Following the empty rails lazily with his eyes until they disappeared from view he shifted one shoulder slightly.
Of course he had also recognised the head beside her - there was no mistaking THAT unruly dark hair - and for a moment he again felt the so familiar bubble of anger rise inside of him before he let go of that emotion. He would give Potter one thing if nothing else. However violently they had pursued each other this year whenever they could dodge their teachers' attention what had not been that often ... there had been one rule they had never broken. Not in front of Lily. Never in front of Lily. He was surprise the Gryffindor had had enough sense for that.

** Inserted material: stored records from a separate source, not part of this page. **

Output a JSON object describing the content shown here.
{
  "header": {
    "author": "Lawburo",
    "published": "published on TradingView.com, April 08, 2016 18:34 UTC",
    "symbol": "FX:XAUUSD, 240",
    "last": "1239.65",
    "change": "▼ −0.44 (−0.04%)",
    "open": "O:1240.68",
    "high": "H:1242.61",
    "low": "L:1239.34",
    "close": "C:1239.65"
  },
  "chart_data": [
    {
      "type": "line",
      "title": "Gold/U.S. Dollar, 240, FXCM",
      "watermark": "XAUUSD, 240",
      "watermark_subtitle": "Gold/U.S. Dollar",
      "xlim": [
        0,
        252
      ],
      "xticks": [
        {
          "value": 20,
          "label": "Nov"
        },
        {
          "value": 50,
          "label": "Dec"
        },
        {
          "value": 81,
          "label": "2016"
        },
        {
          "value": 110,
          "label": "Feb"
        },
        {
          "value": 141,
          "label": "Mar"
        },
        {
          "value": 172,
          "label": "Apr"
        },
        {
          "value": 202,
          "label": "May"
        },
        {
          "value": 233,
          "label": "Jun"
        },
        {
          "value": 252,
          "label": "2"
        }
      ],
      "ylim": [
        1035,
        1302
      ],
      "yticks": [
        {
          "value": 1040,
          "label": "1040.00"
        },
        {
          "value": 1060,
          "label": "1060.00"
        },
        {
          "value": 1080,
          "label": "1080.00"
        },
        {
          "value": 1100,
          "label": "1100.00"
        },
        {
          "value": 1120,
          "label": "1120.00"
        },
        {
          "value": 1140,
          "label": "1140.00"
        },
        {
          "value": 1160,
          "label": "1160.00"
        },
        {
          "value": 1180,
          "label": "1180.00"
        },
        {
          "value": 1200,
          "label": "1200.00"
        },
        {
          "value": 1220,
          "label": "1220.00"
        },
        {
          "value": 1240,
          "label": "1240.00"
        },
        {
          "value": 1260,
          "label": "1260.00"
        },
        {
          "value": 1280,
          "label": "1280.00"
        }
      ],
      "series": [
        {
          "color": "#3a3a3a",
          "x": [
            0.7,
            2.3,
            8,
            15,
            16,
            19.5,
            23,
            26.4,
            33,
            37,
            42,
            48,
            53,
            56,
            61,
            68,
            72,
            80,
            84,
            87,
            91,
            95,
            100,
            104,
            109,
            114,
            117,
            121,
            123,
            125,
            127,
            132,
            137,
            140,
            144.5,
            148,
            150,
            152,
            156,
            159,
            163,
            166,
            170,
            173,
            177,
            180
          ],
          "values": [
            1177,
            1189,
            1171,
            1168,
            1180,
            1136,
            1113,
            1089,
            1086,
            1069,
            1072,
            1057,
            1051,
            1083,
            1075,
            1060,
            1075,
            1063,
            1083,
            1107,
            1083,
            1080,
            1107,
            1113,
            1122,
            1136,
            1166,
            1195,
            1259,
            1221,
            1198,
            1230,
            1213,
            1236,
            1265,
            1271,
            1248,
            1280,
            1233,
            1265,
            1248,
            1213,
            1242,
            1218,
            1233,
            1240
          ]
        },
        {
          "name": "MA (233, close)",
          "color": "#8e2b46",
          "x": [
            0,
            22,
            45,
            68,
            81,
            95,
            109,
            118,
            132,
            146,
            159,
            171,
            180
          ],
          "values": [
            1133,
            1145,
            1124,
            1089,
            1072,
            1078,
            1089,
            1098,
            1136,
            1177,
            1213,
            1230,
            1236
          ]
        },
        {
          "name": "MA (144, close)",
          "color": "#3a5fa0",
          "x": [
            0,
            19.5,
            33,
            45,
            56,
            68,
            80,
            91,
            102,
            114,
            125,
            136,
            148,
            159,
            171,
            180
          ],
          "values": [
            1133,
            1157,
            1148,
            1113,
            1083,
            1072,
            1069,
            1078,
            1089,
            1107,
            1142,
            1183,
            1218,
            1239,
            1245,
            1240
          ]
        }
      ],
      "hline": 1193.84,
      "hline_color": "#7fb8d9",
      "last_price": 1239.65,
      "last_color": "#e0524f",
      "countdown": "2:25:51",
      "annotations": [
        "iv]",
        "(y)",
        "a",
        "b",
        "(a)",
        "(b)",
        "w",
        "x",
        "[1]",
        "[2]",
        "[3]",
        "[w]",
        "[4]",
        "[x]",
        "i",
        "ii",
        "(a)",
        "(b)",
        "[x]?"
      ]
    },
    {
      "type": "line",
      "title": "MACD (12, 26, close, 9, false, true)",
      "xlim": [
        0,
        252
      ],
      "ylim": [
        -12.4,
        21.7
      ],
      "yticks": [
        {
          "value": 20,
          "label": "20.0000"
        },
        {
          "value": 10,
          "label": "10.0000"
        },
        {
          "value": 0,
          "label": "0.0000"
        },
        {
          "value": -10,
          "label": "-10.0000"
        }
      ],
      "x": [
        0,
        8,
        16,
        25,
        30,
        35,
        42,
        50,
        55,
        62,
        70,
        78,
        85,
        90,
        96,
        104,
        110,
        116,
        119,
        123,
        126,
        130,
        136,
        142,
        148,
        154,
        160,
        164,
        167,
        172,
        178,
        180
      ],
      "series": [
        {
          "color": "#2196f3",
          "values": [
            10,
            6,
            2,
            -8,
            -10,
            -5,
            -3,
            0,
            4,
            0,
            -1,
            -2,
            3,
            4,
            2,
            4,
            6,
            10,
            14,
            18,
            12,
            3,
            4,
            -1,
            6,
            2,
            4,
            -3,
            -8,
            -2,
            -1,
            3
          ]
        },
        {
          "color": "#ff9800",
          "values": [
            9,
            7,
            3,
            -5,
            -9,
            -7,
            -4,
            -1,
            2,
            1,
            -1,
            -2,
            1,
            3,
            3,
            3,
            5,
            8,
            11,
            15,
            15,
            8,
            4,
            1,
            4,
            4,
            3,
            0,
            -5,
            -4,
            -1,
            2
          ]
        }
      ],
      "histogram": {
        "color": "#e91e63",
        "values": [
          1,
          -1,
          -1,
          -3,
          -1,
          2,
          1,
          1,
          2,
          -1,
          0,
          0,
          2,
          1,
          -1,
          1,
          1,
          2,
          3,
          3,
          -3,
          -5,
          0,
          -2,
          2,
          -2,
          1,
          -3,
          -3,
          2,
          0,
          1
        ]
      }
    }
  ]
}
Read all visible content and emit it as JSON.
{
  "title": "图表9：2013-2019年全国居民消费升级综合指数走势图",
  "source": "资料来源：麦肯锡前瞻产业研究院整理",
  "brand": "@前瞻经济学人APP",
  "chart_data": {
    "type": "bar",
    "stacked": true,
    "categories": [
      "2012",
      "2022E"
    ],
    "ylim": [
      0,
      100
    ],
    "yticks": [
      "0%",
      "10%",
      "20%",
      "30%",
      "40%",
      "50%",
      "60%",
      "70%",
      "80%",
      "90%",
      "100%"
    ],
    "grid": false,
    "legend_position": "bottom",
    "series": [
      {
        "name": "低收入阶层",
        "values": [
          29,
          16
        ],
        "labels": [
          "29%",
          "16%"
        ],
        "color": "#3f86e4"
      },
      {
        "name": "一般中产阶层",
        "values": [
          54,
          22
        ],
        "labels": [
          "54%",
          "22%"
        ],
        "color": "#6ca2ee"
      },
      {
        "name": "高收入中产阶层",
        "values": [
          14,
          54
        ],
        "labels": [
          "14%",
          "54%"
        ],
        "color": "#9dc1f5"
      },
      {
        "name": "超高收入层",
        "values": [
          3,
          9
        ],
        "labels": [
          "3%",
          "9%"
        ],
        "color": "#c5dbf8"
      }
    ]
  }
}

Lowering sallow eyelids over black orbs he felt the pull of the book pulse through him. Surprisingly strong, even painfully insistent. It seemed he would have to be more careful with his spells in the future.

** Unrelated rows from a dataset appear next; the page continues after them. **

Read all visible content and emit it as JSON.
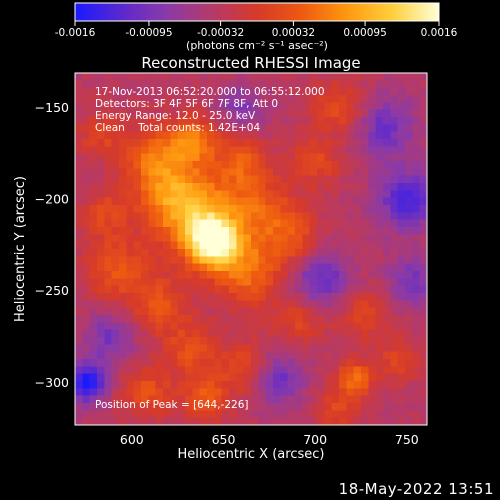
{
  "colorbar": {
    "tick_labels": [
      "-0.0016",
      "-0.00095",
      "-0.00032",
      "0.00032",
      "0.00095",
      "0.0016"
    ],
    "tick_values": [
      -0.0016,
      -0.00095,
      -0.00032,
      0.00032,
      0.00095,
      0.0016
    ],
    "range": [
      -0.0016,
      0.0016
    ],
    "units_label": "(photons cm⁻² s⁻¹ asec⁻²)",
    "colors": [
      "#1a1aff",
      "#5a28d0",
      "#8a3aa8",
      "#b43a6a",
      "#d63a2a",
      "#ee5a10",
      "#ff9a10",
      "#ffd040",
      "#ffffd8"
    ]
  },
  "chart_data": {
    "type": "heatmap",
    "title": "Reconstructed RHESSI Image",
    "xlabel": "Heliocentric X (arcsec)",
    "ylabel": "Heliocentric Y (arcsec)",
    "xlim": [
      569,
      761
    ],
    "ylim": [
      -323,
      -131
    ],
    "x_ticks": [
      600,
      650,
      700,
      750
    ],
    "x_tick_labels": [
      "600",
      "650",
      "700",
      "750"
    ],
    "y_ticks": [
      -150,
      -200,
      -250,
      -300
    ],
    "y_tick_labels": [
      "−150",
      "−200",
      "−250",
      "−300"
    ],
    "peak_position": [
      644,
      -226
    ],
    "annotations": [
      "17-Nov-2013 06:52:20.000 to 06:55:12.000",
      "Detectors: 3F 4F 5F 6F 7F 8F, Att 0",
      "Energy Range: 12.0 - 25.0 keV",
      "Clean    Total counts: 1.42E+04"
    ],
    "peak_label": "Position of Peak = [644,-226]",
    "blobs": [
      {
        "x": 645,
        "y": -224,
        "v": 0.0016,
        "s": 9
      },
      {
        "x": 640,
        "y": -212,
        "v": 0.0011,
        "s": 16
      },
      {
        "x": 622,
        "y": -198,
        "v": 0.00085,
        "s": 14
      },
      {
        "x": 612,
        "y": -176,
        "v": 0.00075,
        "s": 12
      },
      {
        "x": 634,
        "y": -168,
        "v": 0.0009,
        "s": 9
      },
      {
        "x": 660,
        "y": -180,
        "v": 0.0007,
        "s": 10
      },
      {
        "x": 672,
        "y": -205,
        "v": 0.0006,
        "s": 12
      },
      {
        "x": 664,
        "y": -240,
        "v": 0.0008,
        "s": 13
      },
      {
        "x": 688,
        "y": -222,
        "v": 0.0006,
        "s": 11
      },
      {
        "x": 700,
        "y": -180,
        "v": 0.0005,
        "s": 10
      },
      {
        "x": 714,
        "y": -150,
        "v": 0.00055,
        "s": 11
      },
      {
        "x": 592,
        "y": -238,
        "v": 0.00065,
        "s": 12
      },
      {
        "x": 615,
        "y": -258,
        "v": 0.0006,
        "s": 11
      },
      {
        "x": 632,
        "y": -282,
        "v": 0.0006,
        "s": 10
      },
      {
        "x": 640,
        "y": -308,
        "v": 0.0007,
        "s": 9
      },
      {
        "x": 608,
        "y": -305,
        "v": 0.0006,
        "s": 10
      },
      {
        "x": 662,
        "y": -292,
        "v": 0.00055,
        "s": 10
      },
      {
        "x": 692,
        "y": -264,
        "v": 0.00055,
        "s": 10
      },
      {
        "x": 726,
        "y": -262,
        "v": 0.0005,
        "s": 10
      },
      {
        "x": 722,
        "y": -298,
        "v": 0.0009,
        "s": 7
      },
      {
        "x": 712,
        "y": -315,
        "v": 0.0005,
        "s": 8
      },
      {
        "x": 745,
        "y": -288,
        "v": 0.00045,
        "s": 8
      },
      {
        "x": 582,
        "y": -165,
        "v": 0.00045,
        "s": 9
      },
      {
        "x": 585,
        "y": -208,
        "v": 0.0005,
        "s": 9
      },
      {
        "x": 750,
        "y": -200,
        "v": -0.0009,
        "s": 12
      },
      {
        "x": 738,
        "y": -160,
        "v": -0.0007,
        "s": 12
      },
      {
        "x": 702,
        "y": -245,
        "v": -0.0008,
        "s": 12
      },
      {
        "x": 680,
        "y": -298,
        "v": -0.0007,
        "s": 10
      },
      {
        "x": 575,
        "y": -300,
        "v": -0.0012,
        "s": 8
      },
      {
        "x": 588,
        "y": -275,
        "v": -0.0006,
        "s": 10
      },
      {
        "x": 660,
        "y": -150,
        "v": -0.0005,
        "s": 9
      },
      {
        "x": 753,
        "y": -245,
        "v": -0.0006,
        "s": 10
      }
    ]
  },
  "footer": {
    "date": "18-May-2022 13:51"
  }
}
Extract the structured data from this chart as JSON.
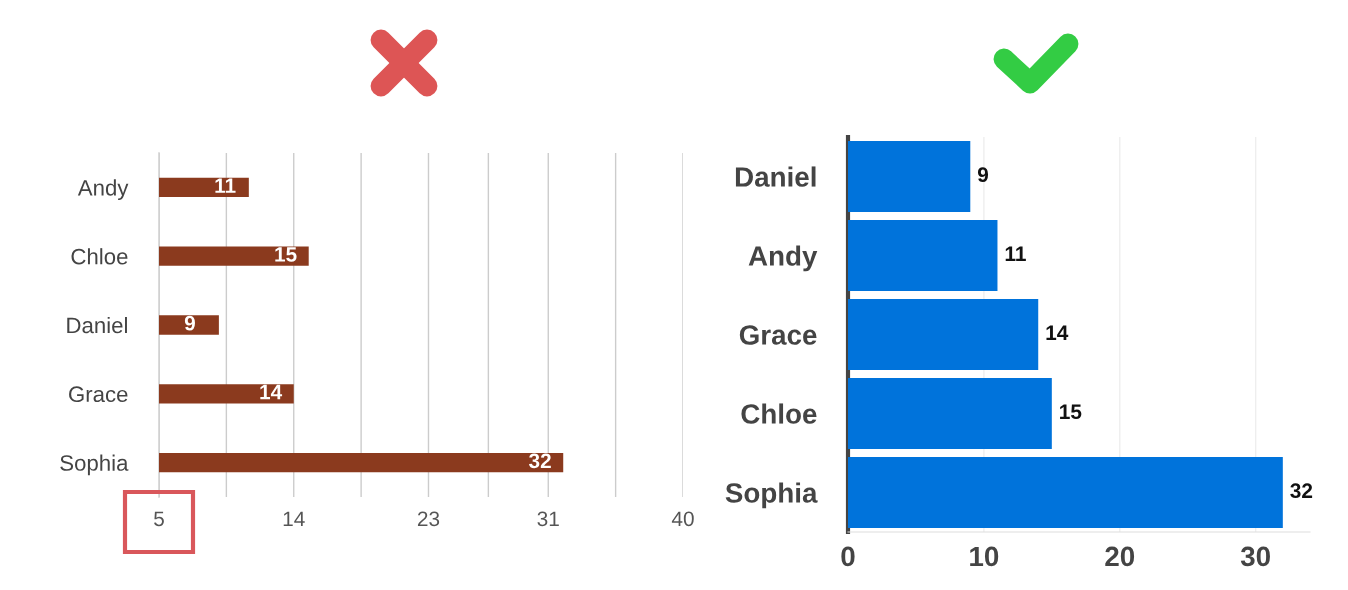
{
  "chart_data": [
    {
      "type": "bar",
      "orientation": "horizontal",
      "categories": [
        "Andy",
        "Chloe",
        "Daniel",
        "Grace",
        "Sophia"
      ],
      "values": [
        11,
        15,
        9,
        14,
        32
      ],
      "color": "#8b3a1e",
      "data_labels": true,
      "xlim": [
        5,
        40
      ],
      "xticks": [
        5,
        {
          "value": 9.5,
          "label": null
        },
        14,
        {
          "value": 18.5,
          "label": null
        },
        23,
        {
          "value": 27,
          "label": null
        },
        31,
        {
          "value": 35.5,
          "label": null
        },
        40
      ],
      "grid": "x"
    },
    {
      "type": "bar",
      "orientation": "horizontal",
      "categories": [
        "Daniel",
        "Andy",
        "Grace",
        "Chloe",
        "Sophia"
      ],
      "values": [
        9,
        11,
        14,
        15,
        32
      ],
      "color": "#0073db",
      "data_labels": true,
      "xlim": [
        0,
        34
      ],
      "xticks": [
        0,
        10,
        20,
        30
      ],
      "grid": "x"
    }
  ]
}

He knew he only had to turn a tiny bit for one last look at the castle where he had spent some of the worst and some of the best years of his life. But he didn't do it. That part of his life was over. Had been over the moment he had walked out of the dungeon classroom leaving her standing there with a cauldron of botched potion, staring after him in shock and confusion.
Once more he let go of any emotion that memory stirred as he would of a fluttering scarf and watched it drift away with detached disinterest. A heartbeat or two he felt dizziness wash over him, familiar by now, almost welcome but it passed. He was not concerned by this new development since he had closed the last gaps in his mental walls this year. It was little a price to pay.
He would spend the night in Hogsmeade, in the tiny little room where he had left his belongings and tomorrow use the Floo Network for a trip to Knockturn Alley. With a bit of luck he would be able to get that job as a curse breaker he had heard about. No one knew more about the Dark Arts than he did. And anything was better than returning to the house of his grandfather. And then, next weekend, he would follow Avery's invitation and meet this mysterious someone his fellow Slytherin had recommended so strongly. He looked forward to it.
Concentrating hard on his destination Severus Snape spun in a swirl of black robes and was gone.